Honda releases new Gold Wings about as often as the Cubs win the World Series, so with the news that a truly all-new super luxury tourer is really here — the current bike’s replacement was rumoured in both 2011 and 2017 — the industry is definitely taking notice.

Honda’s Dual Clutch revolution rolls on

Most apparent is that, while mechanically similar to the outgoing Wing, the 2018 is far more technically advanced. Oh, it is still powered by a Porsche-like flat six — there were rumours of a hybrid four — but the transmission is now a seven-speed dual-clutch automated manual and there’s a novel new suspension system up front.
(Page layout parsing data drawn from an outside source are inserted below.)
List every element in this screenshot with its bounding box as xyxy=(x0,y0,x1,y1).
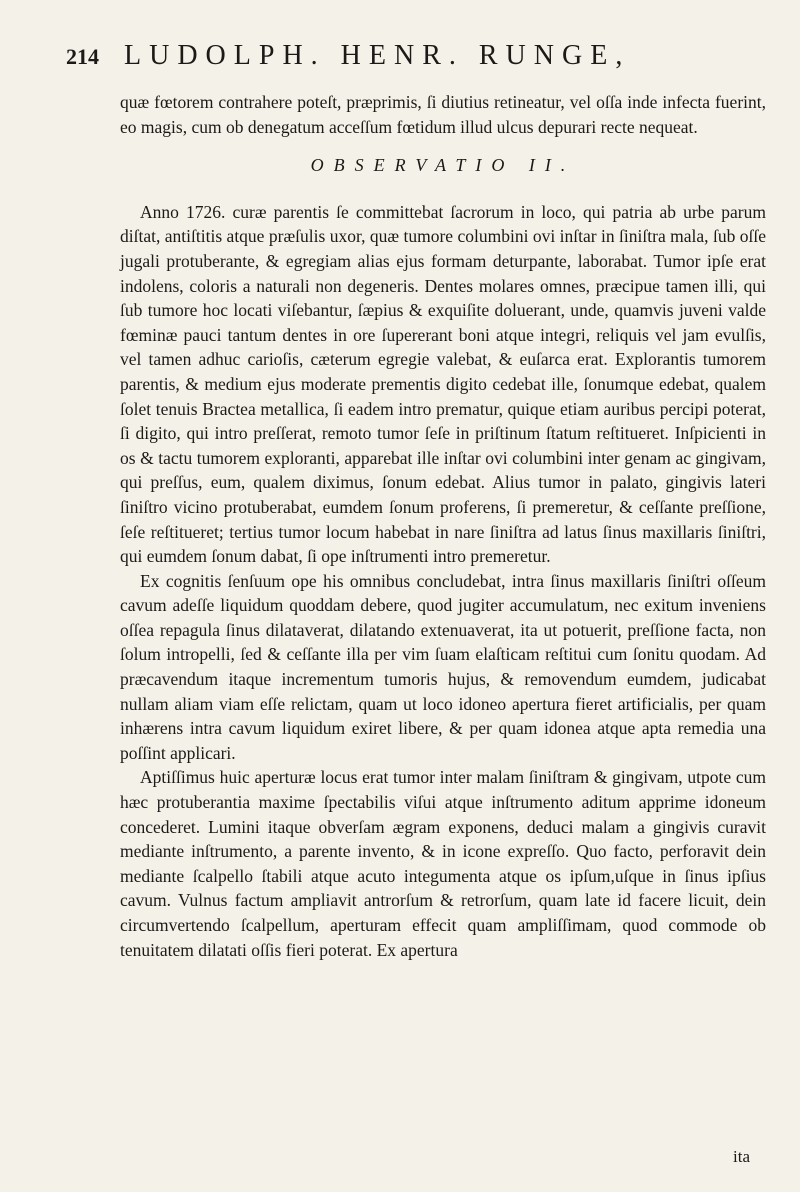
page-number: 214 xyxy=(66,44,99,69)
catchword: ita xyxy=(733,1147,750,1166)
paragraph-procedure: Aptiſſimus huic aperturæ locus erat tumor inter malam ſiniſtram & gingivam, utpote cum hæc protuberantia maxime ſpectabilis viſui atque inſtrumento aditum apprime idoneum concederet. Lumini itaque obverſam ægram exponens, deduci malam a gingivis curavit mediante inſtrumento, a parente invento, & in icone expreſſo. Quo facto, perforavit dein mediante ſcalpello ſtabili atque acuto integumenta atque os ipſum,uſque in ſinus ipſius cavum. Vulnus factum ampliavit antrorſum & retrorſum, quam late id facere licuit, dein circumvertendo ſcalpellum, aperturam effecit quam ampliſſimam, quod commode ob tenuitatem dilatati oſſis fieri poterat. Ex apertura xyxy=(120,767,766,960)
running-head: LUDOLPH. HENR. RUNGE, xyxy=(124,40,631,71)
page-header xyxy=(66,40,756,80)
paragraph-observation: Anno 1726. curæ parentis ſe committebat ſacrorum in loco, qui patria ab urbe parum diſtat, antiſtitis atque præſulis uxor, quæ tumore columbini ovi inſtar in ſiniſtra mala, ſub oſſe jugali protuberante, & egregiam alias ejus formam deturpante, laborabat. Tumor ipſe erat indolens, coloris a naturali non degeneris. Dentes molares omnes, præcipue tamen illi, qui ſub tumore hoc locati viſebantur, ſæpius & exquiſite doluerant, unde, quamvis juveni valde fœminæ pauci tantum dentes in ore ſupererant boni atque integri, reliquis vel jam evulſis, vel tamen adhuc carioſis, cæterum egregie valebat, & euſarca erat. Explorantis tumorem parentis, & medium ejus moderate prementis digito cedebat ille, ſonumque edebat, qualem ſolet tenuis Bractea metallica, ſi eadem intro prematur, quique etiam auribus percipi poterat, ſi digito, qui intro preſſerat, remoto tumor ſeſe in priſtinum ſtatum reſtitueret. Inſpicienti in os & tactu tumorem exploranti, apparebat ille inſtar ovi columbini inter genam ac gingivam, qui preſſus, eum, qualem diximus, ſonum edebat. Alius tumor in palato, gingivis lateri ſiniſtro vicino protuberabat, eumdem ſonum proferens, ſi premeretur, & ceſſante preſſione, ſeſe reſtitueret; tertius tumor locum habebat in nare ſiniſtra ad latus ſinus maxillaris ſiniſtri, qui eumdem ſonum dabat, ſi ope inſtrumenti intro premeretur. xyxy=(120,201,766,567)
section-title: OBSERVATIO II. xyxy=(310,155,576,176)
paragraph-conclusion: Ex cognitis ſenſuum ope his omnibus concludebat, intra ſinus maxillaris ſiniſtri oſſeum cavum adeſſe liquidum quoddam debere, quod jugiter accumulatum, nec exitum inveniens oſſea repagula ſinus dilataverat, dilatando extenuaverat, ita ut potuerit, preſſione facta, non ſolum intropelli, ſed & ceſſante illa per vim ſuam elaſticam reſtitui cum ſonitu quodam. Ad præcavendum itaque incrementum tumoris hujus, & removendum eumdem, judicabat nullam aliam viam eſſe relictam, quam ut loco idoneo apertura fieret artificialis, per quam inhærens intra cavum liquidum exiret libere, & per quam idonea atque apta remedia una poſſint applicari. xyxy=(120,570,766,763)
body-text xyxy=(120,90,766,962)
paragraph-continuation: quæ fœtorem contrahere poteſt, præprimis, ſi diutius retineatur, vel oſſa inde infecta fuerint, eo magis, cum ob denegatum acceſſum fœtidum illud ulcus depurari recte nequeat. xyxy=(120,92,766,137)
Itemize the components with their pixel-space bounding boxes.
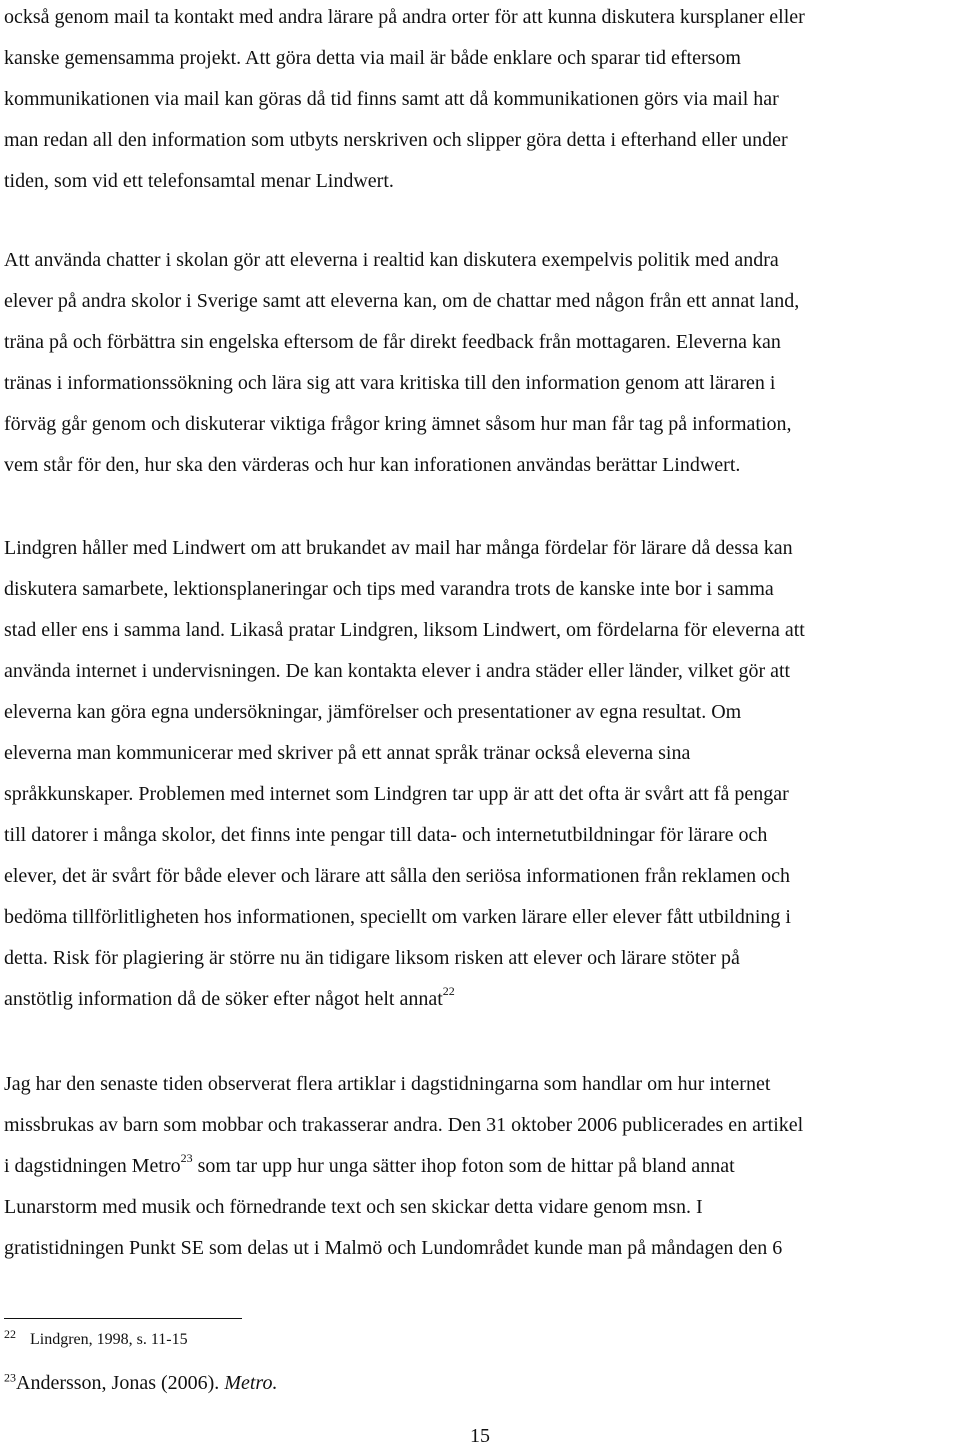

Though commonplace in automotive circles, dual-clutchers are still a novelty in the motorcycle biz, with Honda being virtually the only manufacturer to develop automated manuals for production motorcycles. First introduced on Honda’s parallel twin econbikes, the DCT finally came into its own in the recently released and well-received Africa Twin. More sophisticated than the beta versions, Honda’s latest, third-generation DCT trannie will be perfectly mated to the Gold Wing, offering seamless automated shifts in full auto mode while allowing toggle-operated manual gear selection when full Banzai attack mode — yes, some Gold Wings are ridden that hard! — is called for.

Compliments to BMW

Speaking of full-on road carving, the new Wing is even better equipped to strafe backroads than its predecessor thanks to a Hossack-style front suspension. The new front “fork” is very reminiscent of BMW’s Duolever that graces the front end of the company’s tourers.

Essentially an automotive double-wishbone system rotated 90 degrees, the Gold Wing’s new system, besides being more physically robust, separates the braking and suspension duties allowing better wheel control (the current model can dive dramatically under heavy braking). The now single-shock front end is also, on uplevel models, computer controlled, altering damping upon demand.

But the main reason Honda chose the dual-wishbone system is that it helps aerodynamics. How does suspension help wind flow, you ask? Well, while a traditional telescopic fork moves backwards as well as up when the wheel hits up a bump, the new Gold Wing’s front tire only moves vertically. That means the engine can be moved forward without fear that the front tire will ever hit the bodywork. Combine that rapprochement with a 1.1-inch reduction in the length of the new 1,833-cc four-valve version of the Wing's classic flat-six engine and it allows the rider (and passenger) to be moved almost three inches closer to the fairing. And moving the human(s) closer to the windscreen reduces turbulence, which allows for a narrower fairing. It's an aerodynamic two-fer that improves both comfort and fuel economy. Despite boasting five percent more horsepower — thanks to those new four-valve heads — and carrying 1.1 gallons less fuel, the 2018 Wing has the same overall range as its predecessor. All thanks to a novel suspension system.

A thoroughly modern land yacht

Other modernities abound. For instance, because the demographic for big tourers is rapidly aging, the 2018 has a reverse gear, allowing you to crawl backwards at less than 1 mph. DCT models will even creep forward (at just over 1 mph) to allow easier back-and-forth parking. This is all accomplished, again on the DCT model, by using the engine for power. Manual transmission models will reverse — but not creep forward — using the electric starter/generator for motivation.

There are also plenty of new high-tech features. Besides the expected ABS, there are four riding modes — Tour, Sport, Econ, and Rain — which, on the higher end models, also adjust suspension damping front and rear. Separately, an electronic rear spring adjustment allows you to choose from multiple preload settings from single rider with no luggage to two riders with full luggage. Higher-end models also get traction control  — Honda’s Selectable Torque Control — and there’s even a Hill Start Assist system for when you’re taking off up a steep incline.

There’s a new telematics system with a fancy automotive-style rotary nob that provides access to the options on the new seven-inch TFT screen. Apple CarPlay is available; Android Auto is not, but plans are afoot to incorporate it. Additionally, there’s a nifty keyless entry system that automatically locks the bike — and saddlebags — when you walk away.

So new, in fact, is the 2018 grand tourer that is has been (sort of) renamed. What we currently know as the Gold Wing has been re-monikered as the Gold Wing Tour while the similarly-updated F6B, Honda’s increasingly popular “bagger” version, is now called the Gold Wing. The Gold Wing — nee F6B — starts around $23,500 while a fully-loaded Gold Wing Tour DCT Airbag will set you back about $31,500.